Spectacular accumulation
Morgan Pitelka, author of the new book Spectacular Accumulation: Material Culture, Tokugawa Ieyasu, and Samurai Sociability, has created an eponymous site to help promote it. What makes this noteworthy is that the site is much better than similar efforts I have seen, especially the blog, "1616", which strikes a fine balance between brevity and depth (and is, as far as I can tell, original material rather than just excerpts from the book).
For example: "The geography of Ieyasu's career":
What is striking is the extent to which this territory of the Tôkaidô—and indeed, as the term would come to signify the highway connecting Edo and Kyoto/Osaka rather than the old administrative unit, that roadway as well—demarcated and mapped Ieyasu's activities. He only ventured out of its confines on two occasions (once to Kyushu in the south and once to Mutsu Province in the north), and never for any significant period of time. Ieyasu and his peers traveled back and forth along this east-west passage, from Okazaki to Hamamatsu, from Sunpu to Kyoto, and from Edo to Osaka, inscribing a history of war, diplomacy, chance, and ritual into the collective memories of its people and locales. Early modern tourists traversing the highway long after Ieyasu’s death could stop in Sunpu or Okazaki, and encounter pacified and in some cases commodified versions of the Tokugawa founder through the genealogy of famous places (meisho).

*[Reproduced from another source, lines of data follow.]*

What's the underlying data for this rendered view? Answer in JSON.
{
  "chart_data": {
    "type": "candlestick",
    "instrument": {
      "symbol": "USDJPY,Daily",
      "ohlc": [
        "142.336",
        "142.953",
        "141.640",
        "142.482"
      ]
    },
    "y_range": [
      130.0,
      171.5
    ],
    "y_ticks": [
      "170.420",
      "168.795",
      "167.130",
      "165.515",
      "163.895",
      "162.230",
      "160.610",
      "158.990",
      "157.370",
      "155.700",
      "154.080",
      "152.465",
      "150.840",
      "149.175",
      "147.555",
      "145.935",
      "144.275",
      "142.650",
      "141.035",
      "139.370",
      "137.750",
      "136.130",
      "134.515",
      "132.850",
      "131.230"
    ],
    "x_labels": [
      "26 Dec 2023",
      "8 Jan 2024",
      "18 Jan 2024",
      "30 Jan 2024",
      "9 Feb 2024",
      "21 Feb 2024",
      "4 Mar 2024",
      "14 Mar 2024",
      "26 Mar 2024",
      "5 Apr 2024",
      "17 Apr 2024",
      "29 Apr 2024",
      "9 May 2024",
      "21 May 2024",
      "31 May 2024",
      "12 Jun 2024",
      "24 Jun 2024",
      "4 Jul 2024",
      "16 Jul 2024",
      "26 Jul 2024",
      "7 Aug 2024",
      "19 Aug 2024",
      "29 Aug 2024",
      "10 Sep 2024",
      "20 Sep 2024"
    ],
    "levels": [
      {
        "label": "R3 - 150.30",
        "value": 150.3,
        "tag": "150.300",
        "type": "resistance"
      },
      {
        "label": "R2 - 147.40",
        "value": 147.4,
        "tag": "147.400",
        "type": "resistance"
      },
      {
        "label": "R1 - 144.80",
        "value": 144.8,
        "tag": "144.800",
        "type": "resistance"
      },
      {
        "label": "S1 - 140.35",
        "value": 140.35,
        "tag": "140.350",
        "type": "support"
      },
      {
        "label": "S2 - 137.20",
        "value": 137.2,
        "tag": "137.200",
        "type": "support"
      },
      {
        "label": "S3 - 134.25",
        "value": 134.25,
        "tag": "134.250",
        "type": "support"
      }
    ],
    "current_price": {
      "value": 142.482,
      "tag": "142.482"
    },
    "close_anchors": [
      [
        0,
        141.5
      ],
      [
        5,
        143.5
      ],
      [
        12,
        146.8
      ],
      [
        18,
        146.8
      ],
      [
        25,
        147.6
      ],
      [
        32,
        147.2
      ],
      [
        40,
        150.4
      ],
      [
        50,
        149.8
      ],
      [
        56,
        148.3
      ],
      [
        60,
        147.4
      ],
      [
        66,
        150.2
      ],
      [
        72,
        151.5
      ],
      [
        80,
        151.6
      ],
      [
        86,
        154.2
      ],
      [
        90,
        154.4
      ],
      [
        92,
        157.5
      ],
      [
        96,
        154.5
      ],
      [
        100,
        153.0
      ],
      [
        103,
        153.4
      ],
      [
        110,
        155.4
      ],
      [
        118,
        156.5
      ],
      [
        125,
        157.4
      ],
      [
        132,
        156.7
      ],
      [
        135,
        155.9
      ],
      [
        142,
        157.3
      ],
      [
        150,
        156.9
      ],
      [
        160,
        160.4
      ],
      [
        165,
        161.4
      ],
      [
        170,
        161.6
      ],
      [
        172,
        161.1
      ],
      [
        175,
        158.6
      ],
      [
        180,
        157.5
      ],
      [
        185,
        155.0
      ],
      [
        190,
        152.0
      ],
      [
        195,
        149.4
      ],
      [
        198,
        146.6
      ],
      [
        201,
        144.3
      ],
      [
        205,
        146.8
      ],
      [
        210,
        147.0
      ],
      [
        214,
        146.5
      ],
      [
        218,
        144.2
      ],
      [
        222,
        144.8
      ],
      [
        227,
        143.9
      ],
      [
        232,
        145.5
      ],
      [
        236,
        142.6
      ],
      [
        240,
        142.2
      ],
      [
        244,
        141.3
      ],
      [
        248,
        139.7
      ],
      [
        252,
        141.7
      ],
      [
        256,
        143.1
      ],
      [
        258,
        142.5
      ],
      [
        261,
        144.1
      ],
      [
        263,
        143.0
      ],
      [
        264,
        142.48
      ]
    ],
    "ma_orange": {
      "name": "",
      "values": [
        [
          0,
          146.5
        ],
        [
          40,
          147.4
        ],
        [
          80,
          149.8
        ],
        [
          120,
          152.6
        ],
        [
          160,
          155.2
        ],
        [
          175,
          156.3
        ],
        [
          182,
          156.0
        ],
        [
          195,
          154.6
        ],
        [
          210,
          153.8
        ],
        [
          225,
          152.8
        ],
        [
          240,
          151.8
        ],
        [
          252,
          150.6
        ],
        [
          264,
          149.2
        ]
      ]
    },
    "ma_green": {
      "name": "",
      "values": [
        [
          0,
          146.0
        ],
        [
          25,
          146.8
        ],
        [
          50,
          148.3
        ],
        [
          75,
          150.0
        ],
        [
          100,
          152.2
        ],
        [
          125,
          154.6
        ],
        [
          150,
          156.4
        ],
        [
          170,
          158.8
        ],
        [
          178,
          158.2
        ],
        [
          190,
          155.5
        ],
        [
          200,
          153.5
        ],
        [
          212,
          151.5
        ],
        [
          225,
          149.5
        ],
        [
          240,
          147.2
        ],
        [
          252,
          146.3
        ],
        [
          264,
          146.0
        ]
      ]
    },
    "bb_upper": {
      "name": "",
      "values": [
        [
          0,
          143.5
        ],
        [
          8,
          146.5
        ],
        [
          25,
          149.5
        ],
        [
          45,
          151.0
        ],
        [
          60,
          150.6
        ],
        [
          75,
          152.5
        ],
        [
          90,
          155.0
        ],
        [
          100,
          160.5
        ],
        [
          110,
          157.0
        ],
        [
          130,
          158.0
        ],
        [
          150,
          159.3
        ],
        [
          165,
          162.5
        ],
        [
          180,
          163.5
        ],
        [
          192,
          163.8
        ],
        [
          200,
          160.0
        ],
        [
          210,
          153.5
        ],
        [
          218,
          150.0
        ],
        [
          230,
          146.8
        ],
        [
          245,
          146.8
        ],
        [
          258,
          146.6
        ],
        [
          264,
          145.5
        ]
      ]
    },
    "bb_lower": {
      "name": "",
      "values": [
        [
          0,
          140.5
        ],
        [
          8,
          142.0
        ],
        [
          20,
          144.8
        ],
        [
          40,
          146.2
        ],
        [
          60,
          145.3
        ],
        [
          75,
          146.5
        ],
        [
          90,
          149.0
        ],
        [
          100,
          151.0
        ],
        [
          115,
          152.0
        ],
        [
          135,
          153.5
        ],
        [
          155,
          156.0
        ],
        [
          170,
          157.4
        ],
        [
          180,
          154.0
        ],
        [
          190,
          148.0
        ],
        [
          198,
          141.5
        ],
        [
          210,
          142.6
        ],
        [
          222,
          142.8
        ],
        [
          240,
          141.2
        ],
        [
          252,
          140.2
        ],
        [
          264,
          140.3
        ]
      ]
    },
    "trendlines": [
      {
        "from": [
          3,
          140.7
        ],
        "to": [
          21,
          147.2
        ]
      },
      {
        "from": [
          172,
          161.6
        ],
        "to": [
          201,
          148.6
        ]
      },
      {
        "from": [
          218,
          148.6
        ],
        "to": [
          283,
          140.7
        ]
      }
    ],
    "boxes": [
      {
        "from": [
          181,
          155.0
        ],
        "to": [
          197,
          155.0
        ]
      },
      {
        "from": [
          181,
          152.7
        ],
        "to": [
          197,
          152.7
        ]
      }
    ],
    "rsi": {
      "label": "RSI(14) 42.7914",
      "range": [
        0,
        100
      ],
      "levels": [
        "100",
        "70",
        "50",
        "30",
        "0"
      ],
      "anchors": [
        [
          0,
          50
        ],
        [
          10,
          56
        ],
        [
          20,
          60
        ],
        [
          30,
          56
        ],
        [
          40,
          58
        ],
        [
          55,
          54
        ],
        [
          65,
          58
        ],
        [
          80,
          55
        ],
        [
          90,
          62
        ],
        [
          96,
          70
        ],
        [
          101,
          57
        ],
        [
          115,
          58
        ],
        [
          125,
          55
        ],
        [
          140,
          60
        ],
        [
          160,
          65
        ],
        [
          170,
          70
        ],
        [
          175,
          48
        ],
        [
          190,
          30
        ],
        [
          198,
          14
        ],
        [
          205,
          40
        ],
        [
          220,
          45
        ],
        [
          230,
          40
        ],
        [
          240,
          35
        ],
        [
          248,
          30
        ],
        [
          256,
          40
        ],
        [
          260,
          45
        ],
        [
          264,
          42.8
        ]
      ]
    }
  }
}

This geography is key to understanding the rapid shifts in the political fortunes of Ieyasu and his contemporaries. Nobunaga was assassinated in part because he allowed himself to be isolated in Kyoto, with his major generals scattered in campaigns too far from the capital to protect him. [...]
leoboiko:
Ooh, Pitelka! He's a big name in tea ceremony studies, with his Japanese Tea Culture: Art, History, and Practice and Handmade Culture: Raku Potters, Patrons, and Tea Practitioners in Japan. I had no idea that he had another book out as well as a blog, so thanks for the note!